What can we do about that, you might ask? After all, we don’t set tuition rates or financial aid policies at our institutions.
Defining the problem this way is very simple, but doesn’t really work, because it lays off the problem on others, making it easy for us to throw up our hands in despair. Of course access is, above all things, governed by financial factors, and of course we have little to no influence on those factors. But that’s not the same thing as having no seat at the table when it comes to discussions of access.
Access is also defined by aspiration, preparation, and retention of students. As historians, we can engage with our local schools to help students aspire to college and to be prepared for college. In his presidential address to the AHA in 1985, Princeton historian Arthur Link argued passionately for just such an engagement–not for exactly the same reasons, but with grand vision nonetheless.

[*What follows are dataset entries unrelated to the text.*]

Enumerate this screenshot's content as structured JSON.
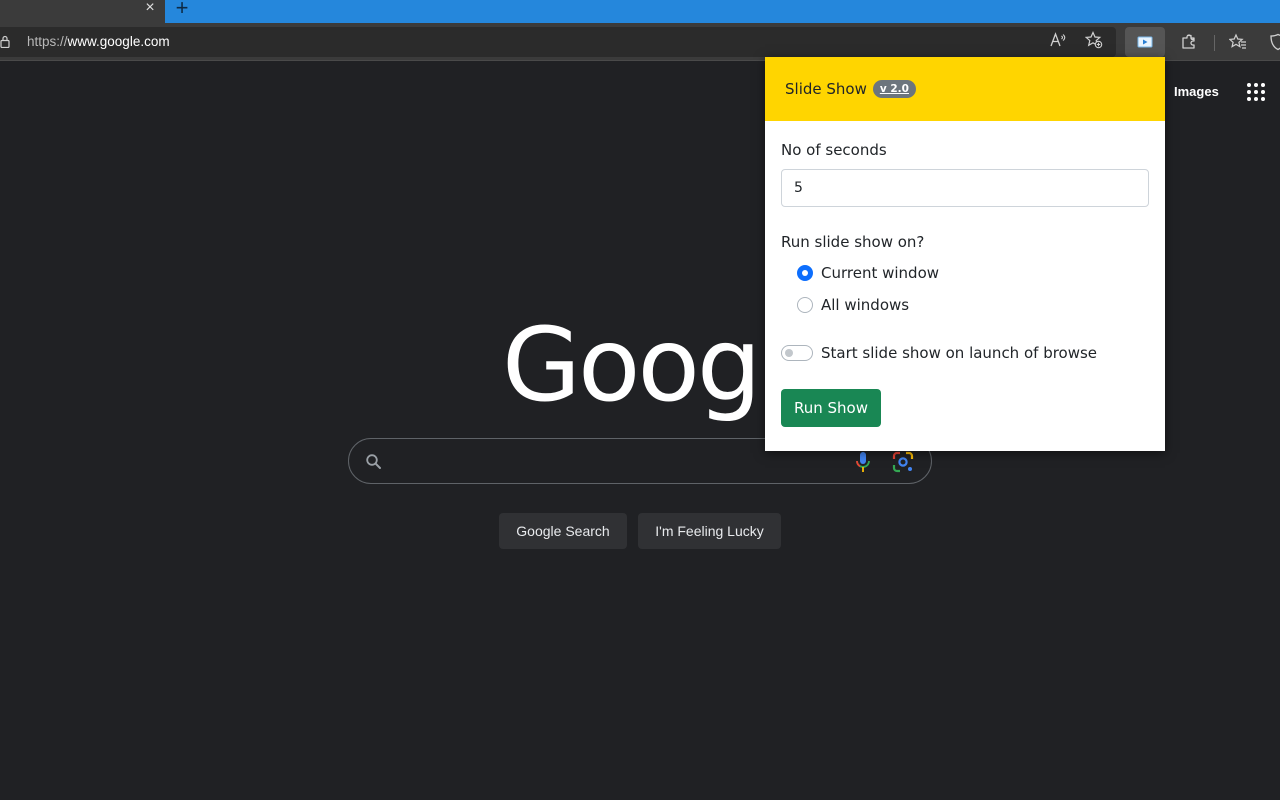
{
  "browser": {
    "tab_close": "×",
    "new_tab": "+",
    "url_scheme": "https://",
    "url_host": "www.google.com",
    "icons": [
      "lock-icon",
      "read-aloud-icon",
      "add-favorite-icon",
      "slideshow-extension-icon",
      "extensions-icon",
      "favorites-icon",
      "browser-essentials-icon"
    ]
  },
  "google": {
    "images_link": "Images",
    "logo_text": "Google",
    "search_button": "Google Search",
    "lucky_button": "I'm Feeling Lucky"
  },
  "popup": {
    "title": "Slide Show",
    "version": "v 2.0",
    "seconds_label": "No of seconds",
    "seconds_value": "5",
    "run_on_label": "Run slide show on?",
    "options": [
      {
        "label": "Current window",
        "checked": true
      },
      {
        "label": "All windows",
        "checked": false
      }
    ],
    "launch_toggle_label": "Start slide show on launch of browse",
    "launch_toggle_on": false,
    "run_button": "Run Show",
    "colors": {
      "header": "#ffd500",
      "badge": "#6c757d",
      "radio_checked": "#0d6efd",
      "run_button": "#198754"
    }
  }
}
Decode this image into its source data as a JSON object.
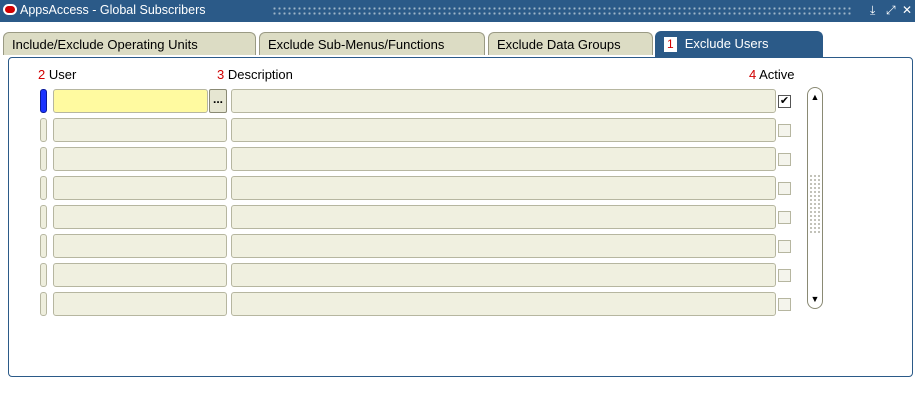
{
  "window": {
    "title": "AppsAccess - Global Subscribers",
    "controls": [
      "minimize-icon",
      "maximize-icon",
      "close-icon"
    ]
  },
  "tabs": [
    {
      "label": "Include/Exclude Operating Units",
      "active": false
    },
    {
      "label": "Exclude Sub-Menus/Functions",
      "active": false
    },
    {
      "label": "Exclude Data Groups",
      "active": false
    },
    {
      "label": "Exclude Users",
      "active": true,
      "number": "1"
    }
  ],
  "columns": {
    "user": {
      "num": "2",
      "label": "User"
    },
    "description": {
      "num": "3",
      "label": "Description"
    },
    "active": {
      "num": "4",
      "label": "Active"
    }
  },
  "rows": [
    {
      "user": "",
      "description": "",
      "active": true,
      "current": true
    },
    {
      "user": "",
      "description": "",
      "active": false
    },
    {
      "user": "",
      "description": "",
      "active": false
    },
    {
      "user": "",
      "description": "",
      "active": false
    },
    {
      "user": "",
      "description": "",
      "active": false
    },
    {
      "user": "",
      "description": "",
      "active": false
    },
    {
      "user": "",
      "description": "",
      "active": false
    },
    {
      "user": "",
      "description": "",
      "active": false
    }
  ],
  "lov_button_label": "...",
  "check_mark": "✔",
  "colors": {
    "titlebar": "#2b5a88",
    "current_field": "#fffaa0",
    "record_indicator": "#1a33ff",
    "field_bg": "#f0f0e0",
    "number_red": "#d10000"
  }
}
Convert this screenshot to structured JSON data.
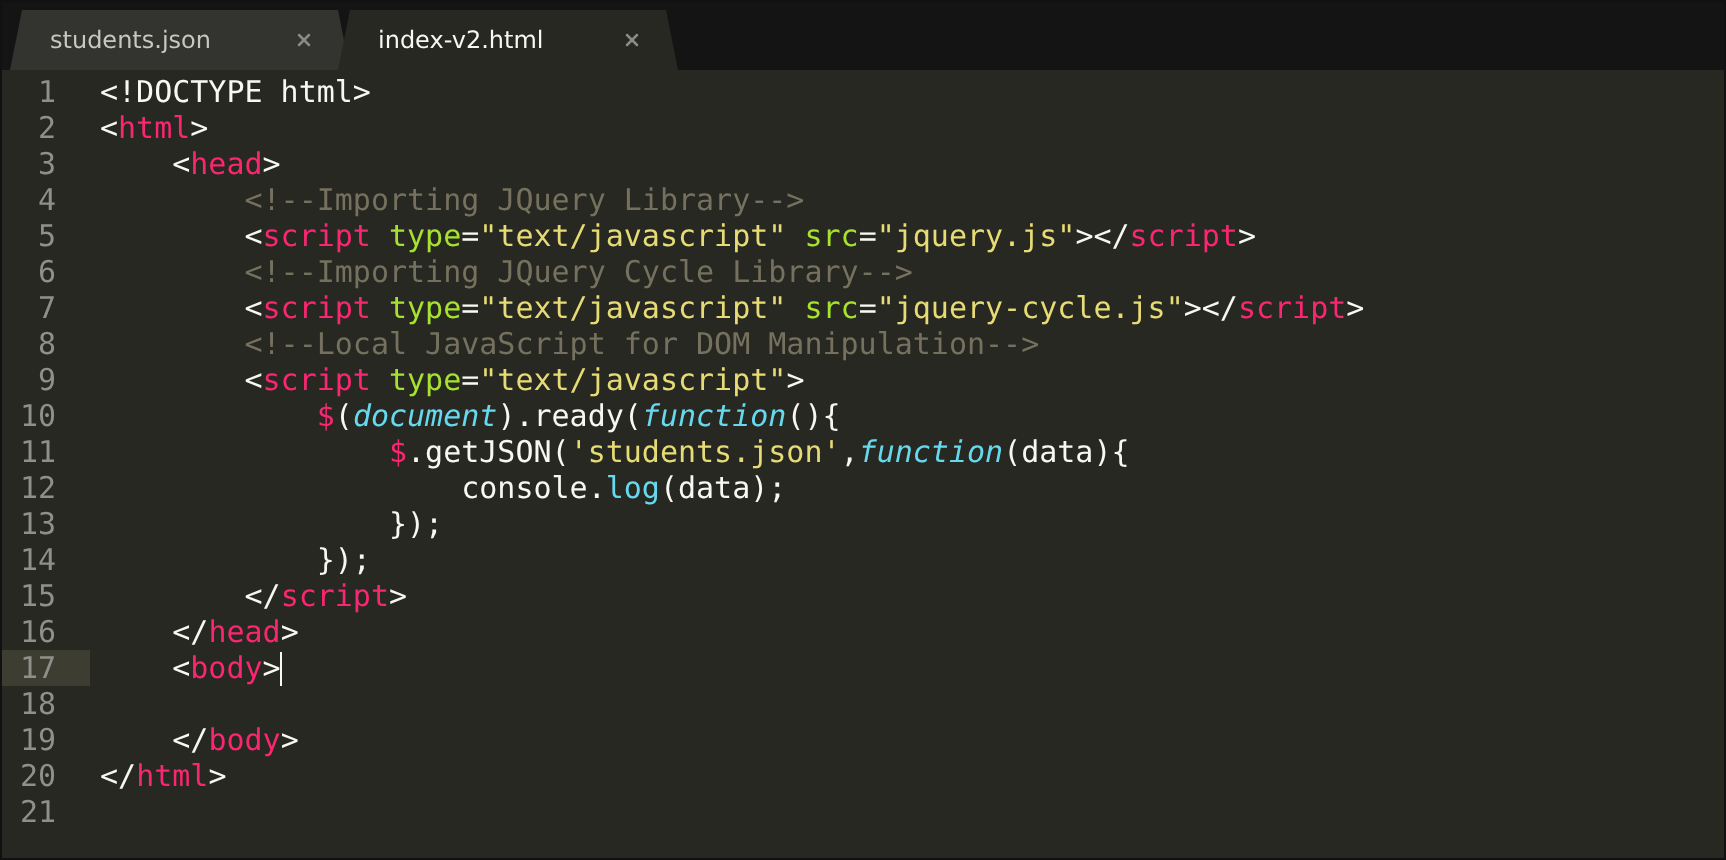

I chaired a panel at our most recent annual meeting “How Teaching Became a Mission of the American Historical Association from the 1960s” in which the panelists similarly discussed the vital and active role the AHA and its members used to play in the schools. At that panel, I raised my hand to admit that in my 14 years at George Mason University I have never reached out to the faculty at Robinson Secondary School that is essentially right across the street. So, guilty as charged.
The other way we can have a major impact on student access is by becoming full partners in our institutions’ student retention efforts. Study after study shows how important faculty are to student success, not only in the classroom, but also in so many out of the classroom ways. We don’t need to work only with history majors–we can be mentors to students across the disciplines, can help our administrative staff who worry about retention every day with any number of initiatives–and the results of these efforts will be positive not just for our institutions, but for our society as a whole. Sure, this sort of engagement might not improve the number of history majors, but it is without a doubt the right thing to do.
Over the past few years I’ve had many conversations with colleagues around the country about falling history enrollments and in most of those conversations my colleagues have expressed a sense of powerlessness when it comes to changing their enrollment fate. If we leave it to others to improve our numbers then we are indeed powerless. But if we engage with the enrollment efforts of our institutions, with our community college colleagues, and with K-12 schools in our communities, we are anything but powerless.